We’d decided to let the baby (who is almost five now, but will forever be “the baby”) assign costumes the way her sister had done at her age. We couldn’t very well tell her, “No. Sorry, sweetie. You can’t be what you want to be for Halloween, because the family is doing Star Wars this year and you’re going to be R2-D2. Now, practice beeping and blooping.” Though we really get into the spirit of the season, we’re not assholes.

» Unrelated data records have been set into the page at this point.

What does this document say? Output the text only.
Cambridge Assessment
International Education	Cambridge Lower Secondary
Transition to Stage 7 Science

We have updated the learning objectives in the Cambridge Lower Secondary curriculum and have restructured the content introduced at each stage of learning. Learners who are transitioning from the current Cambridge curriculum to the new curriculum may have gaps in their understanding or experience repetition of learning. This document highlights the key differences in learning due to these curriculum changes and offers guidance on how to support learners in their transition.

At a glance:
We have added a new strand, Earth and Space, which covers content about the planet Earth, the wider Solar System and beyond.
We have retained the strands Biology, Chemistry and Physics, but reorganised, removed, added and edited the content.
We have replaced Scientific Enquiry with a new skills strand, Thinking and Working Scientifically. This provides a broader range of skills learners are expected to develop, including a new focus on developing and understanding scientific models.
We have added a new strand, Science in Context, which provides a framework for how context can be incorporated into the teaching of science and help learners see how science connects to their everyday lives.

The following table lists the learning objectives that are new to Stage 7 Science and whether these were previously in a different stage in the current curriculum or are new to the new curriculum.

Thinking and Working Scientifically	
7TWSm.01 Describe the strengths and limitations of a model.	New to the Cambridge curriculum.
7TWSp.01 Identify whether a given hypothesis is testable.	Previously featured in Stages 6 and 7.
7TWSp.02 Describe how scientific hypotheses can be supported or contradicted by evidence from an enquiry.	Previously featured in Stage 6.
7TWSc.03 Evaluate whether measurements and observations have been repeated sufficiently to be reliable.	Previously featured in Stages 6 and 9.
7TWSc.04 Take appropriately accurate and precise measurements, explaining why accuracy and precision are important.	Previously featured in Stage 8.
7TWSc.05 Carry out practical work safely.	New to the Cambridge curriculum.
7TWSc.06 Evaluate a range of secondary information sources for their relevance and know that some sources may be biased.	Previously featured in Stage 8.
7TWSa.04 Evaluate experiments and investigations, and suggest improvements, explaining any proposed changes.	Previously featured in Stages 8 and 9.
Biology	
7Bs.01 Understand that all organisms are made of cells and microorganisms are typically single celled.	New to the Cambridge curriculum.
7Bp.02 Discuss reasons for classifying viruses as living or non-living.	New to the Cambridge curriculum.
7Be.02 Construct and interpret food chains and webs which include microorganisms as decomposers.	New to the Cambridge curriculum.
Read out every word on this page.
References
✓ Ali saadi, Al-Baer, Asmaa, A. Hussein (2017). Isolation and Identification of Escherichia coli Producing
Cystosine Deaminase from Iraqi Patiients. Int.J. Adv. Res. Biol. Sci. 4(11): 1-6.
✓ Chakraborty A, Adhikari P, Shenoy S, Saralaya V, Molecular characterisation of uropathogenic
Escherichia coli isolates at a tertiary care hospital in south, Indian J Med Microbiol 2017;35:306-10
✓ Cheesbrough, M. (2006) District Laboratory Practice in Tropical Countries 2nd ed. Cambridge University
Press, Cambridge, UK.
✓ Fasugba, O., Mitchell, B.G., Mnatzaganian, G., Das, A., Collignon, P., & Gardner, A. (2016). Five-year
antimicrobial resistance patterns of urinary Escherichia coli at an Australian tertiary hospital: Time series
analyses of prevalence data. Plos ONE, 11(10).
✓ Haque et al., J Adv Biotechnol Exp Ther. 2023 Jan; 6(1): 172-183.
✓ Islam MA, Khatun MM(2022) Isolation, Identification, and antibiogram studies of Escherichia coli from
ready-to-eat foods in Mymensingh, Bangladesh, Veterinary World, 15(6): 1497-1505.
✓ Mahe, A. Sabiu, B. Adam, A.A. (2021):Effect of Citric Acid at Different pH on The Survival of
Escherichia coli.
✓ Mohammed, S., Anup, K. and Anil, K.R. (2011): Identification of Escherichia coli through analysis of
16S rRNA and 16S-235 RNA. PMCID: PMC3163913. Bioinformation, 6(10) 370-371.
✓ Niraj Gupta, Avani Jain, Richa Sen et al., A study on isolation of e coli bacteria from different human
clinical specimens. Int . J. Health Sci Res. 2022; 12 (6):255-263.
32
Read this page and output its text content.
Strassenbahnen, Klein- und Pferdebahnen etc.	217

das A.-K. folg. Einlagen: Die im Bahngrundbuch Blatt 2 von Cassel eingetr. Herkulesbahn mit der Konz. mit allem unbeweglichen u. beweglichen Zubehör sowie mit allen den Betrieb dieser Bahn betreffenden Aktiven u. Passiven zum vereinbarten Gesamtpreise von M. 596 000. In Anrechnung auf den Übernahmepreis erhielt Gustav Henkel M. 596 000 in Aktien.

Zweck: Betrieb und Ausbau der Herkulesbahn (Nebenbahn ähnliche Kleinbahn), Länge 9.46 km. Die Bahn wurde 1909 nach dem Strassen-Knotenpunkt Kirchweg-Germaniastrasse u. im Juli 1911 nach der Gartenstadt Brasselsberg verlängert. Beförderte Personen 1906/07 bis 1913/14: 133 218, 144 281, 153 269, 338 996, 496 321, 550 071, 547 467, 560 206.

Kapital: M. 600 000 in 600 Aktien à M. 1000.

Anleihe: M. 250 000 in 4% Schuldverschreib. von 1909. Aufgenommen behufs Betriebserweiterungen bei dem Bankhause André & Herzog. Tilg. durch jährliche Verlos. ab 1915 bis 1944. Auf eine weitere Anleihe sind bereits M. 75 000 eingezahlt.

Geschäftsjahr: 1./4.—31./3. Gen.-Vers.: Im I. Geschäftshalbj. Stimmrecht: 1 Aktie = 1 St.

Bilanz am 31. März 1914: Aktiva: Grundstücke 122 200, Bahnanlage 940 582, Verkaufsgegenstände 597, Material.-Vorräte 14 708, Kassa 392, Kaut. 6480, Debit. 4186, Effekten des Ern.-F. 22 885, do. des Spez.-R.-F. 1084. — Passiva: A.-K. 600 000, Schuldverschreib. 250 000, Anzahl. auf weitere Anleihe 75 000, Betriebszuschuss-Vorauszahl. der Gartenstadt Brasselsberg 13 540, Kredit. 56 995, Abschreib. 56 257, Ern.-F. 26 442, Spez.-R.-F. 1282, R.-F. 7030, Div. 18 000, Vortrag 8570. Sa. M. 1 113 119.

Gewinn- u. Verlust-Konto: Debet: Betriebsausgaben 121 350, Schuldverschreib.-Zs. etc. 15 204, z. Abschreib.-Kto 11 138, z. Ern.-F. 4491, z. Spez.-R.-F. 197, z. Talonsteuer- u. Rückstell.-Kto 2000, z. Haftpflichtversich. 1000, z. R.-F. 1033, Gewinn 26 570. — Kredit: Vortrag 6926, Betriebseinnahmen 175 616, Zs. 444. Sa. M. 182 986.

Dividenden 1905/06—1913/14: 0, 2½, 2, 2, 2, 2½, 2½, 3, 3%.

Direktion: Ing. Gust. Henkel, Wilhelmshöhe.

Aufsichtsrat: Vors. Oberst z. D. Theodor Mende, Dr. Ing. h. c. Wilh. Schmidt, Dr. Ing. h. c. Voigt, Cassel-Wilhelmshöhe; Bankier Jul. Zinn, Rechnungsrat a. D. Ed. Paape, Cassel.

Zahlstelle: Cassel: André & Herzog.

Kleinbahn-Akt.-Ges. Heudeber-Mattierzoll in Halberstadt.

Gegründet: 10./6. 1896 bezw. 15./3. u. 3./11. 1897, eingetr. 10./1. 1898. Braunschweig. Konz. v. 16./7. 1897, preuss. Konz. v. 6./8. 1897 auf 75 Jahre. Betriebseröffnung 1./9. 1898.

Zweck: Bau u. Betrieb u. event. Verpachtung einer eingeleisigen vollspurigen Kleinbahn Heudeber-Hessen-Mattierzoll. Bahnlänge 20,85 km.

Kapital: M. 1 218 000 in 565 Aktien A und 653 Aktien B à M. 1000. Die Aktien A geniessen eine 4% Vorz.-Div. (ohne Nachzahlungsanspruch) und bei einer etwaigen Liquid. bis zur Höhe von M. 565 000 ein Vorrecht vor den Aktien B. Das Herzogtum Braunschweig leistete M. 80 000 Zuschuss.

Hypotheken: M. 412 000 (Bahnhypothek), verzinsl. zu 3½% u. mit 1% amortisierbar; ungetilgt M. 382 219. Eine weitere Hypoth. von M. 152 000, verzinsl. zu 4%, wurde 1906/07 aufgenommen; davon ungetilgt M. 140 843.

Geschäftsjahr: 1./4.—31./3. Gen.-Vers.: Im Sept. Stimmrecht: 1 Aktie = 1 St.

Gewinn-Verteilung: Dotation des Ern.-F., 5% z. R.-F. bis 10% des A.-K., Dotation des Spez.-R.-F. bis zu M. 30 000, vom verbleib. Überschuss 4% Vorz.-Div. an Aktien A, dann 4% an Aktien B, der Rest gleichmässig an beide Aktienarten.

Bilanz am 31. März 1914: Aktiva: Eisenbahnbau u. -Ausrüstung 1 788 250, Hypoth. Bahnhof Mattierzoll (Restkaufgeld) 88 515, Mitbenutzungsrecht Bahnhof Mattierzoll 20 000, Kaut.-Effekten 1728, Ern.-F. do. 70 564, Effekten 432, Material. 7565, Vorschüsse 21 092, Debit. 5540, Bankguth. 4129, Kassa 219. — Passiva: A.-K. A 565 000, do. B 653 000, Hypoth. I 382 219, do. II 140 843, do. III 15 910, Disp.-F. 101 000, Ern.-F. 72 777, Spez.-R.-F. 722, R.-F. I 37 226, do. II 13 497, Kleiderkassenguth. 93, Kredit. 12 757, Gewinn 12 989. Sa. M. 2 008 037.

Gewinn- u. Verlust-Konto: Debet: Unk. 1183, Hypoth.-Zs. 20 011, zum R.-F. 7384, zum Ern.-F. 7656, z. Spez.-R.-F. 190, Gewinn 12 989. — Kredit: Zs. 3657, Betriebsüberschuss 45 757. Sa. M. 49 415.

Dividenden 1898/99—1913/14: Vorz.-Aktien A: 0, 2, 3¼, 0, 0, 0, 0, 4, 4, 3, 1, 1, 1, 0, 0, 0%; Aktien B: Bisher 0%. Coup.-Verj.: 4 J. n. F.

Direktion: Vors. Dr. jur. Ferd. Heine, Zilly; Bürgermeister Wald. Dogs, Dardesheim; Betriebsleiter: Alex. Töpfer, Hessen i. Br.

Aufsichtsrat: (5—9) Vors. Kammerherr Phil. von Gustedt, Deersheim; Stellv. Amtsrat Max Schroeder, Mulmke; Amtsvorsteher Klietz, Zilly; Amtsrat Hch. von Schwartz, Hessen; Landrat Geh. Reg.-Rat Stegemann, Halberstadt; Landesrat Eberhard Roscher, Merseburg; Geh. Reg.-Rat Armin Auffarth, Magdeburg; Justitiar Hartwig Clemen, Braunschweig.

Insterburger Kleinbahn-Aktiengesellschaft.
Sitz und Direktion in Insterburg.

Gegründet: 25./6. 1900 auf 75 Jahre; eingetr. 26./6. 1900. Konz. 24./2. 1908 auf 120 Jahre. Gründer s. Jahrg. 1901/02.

We also knew, with her, we’d likely be heading down a magical Disney princess alley – she’s obsessed with Cinderella – and no one was thrilled about that. We realized we’d lucked out with the older one, and all her creepy/cool picks. Big sister was never a tomboy, but she wasn’t a girly-girl either; she was just wonderful. Little sister is equally wonderful. And, believe me, she may like pastels, tiaras, frilly dresses, and fairytales full of love everlasting, but she will also CUT YOU. I don’t worry about empowering her as a female. Future her will stab you with her Prada heel. Repeatedly. I advise you to let the girl be girly.

Cinderella

Cinderella

And as it turned out, with the baby as Cinderella, big sister as the Fairy Godmother, Daddy as Prince Charming and myself as the Wicked Stepmother, we had a lot of fun! I took another go at creating costumes from near scratch, and won. The mister built his (spray-painting canning jar lids gold and adhering braided tassels to create epaulettes on the shoulders) from the bare bones of an old air force jacket. Big sister and I lucked out at the diviest thrift store in town. I’d had a hell of a time finding a Victorian dress, anywhere, for under a hundred dollars, yet found my gown at St. Vincent de Paul for 3 bucks. Sewed on a brooch. Wicked Stepmother. Done. Sewed pink satin ribbon into a baby blue hooded bath robe, shaped and attached a pink satin bow via clasps. Fairy Godmother. Done. Big sister made the baby’s choker, I painted her blue headband, daddy worked diligently on his sashes, awards and braiding. And unlike the Alice in Wonderland year, our crafty efforts paid off. Or at least, they seemed to. We made people smile.

Cindarella Halloween

Cindarella Halloween

I’m not sure how much longer we’ll be able to float this family-themed boat. We have a preteen who willingly, happily dressed up with us this year, but only half-heartedly trick-or-treated. How long before her attitude changes: “Um, you guys are, like, hella dumb and stuff. Oh. Em. Gee. I, like, totally hate my life. And you. But mostly just you.” And what about the little one? What if next year her pick is My Little Pony? And the year after, Lalaloopsy? What if our once spooky family Halloween gets hijacked by pink unicorns sparkles of glittery princess cheer?

*Shudder*

There’s an end somewhere. There always is. Family traditions aside, these girls will grow up and move away. At which point I imagine sitting home on Halloween nights, having set up spooky lights and strobes, fog machines, with many a robotic monster in the yard, costumed-up and ready for trick-or-treaters – with a bowl of the GOOD candy! I want all the kids in my neighborhood to be excited and enchanted by my house, year after year. I want to create that one super cool place you remember from your childhood. And, with any luck, my grandchildren will stop by.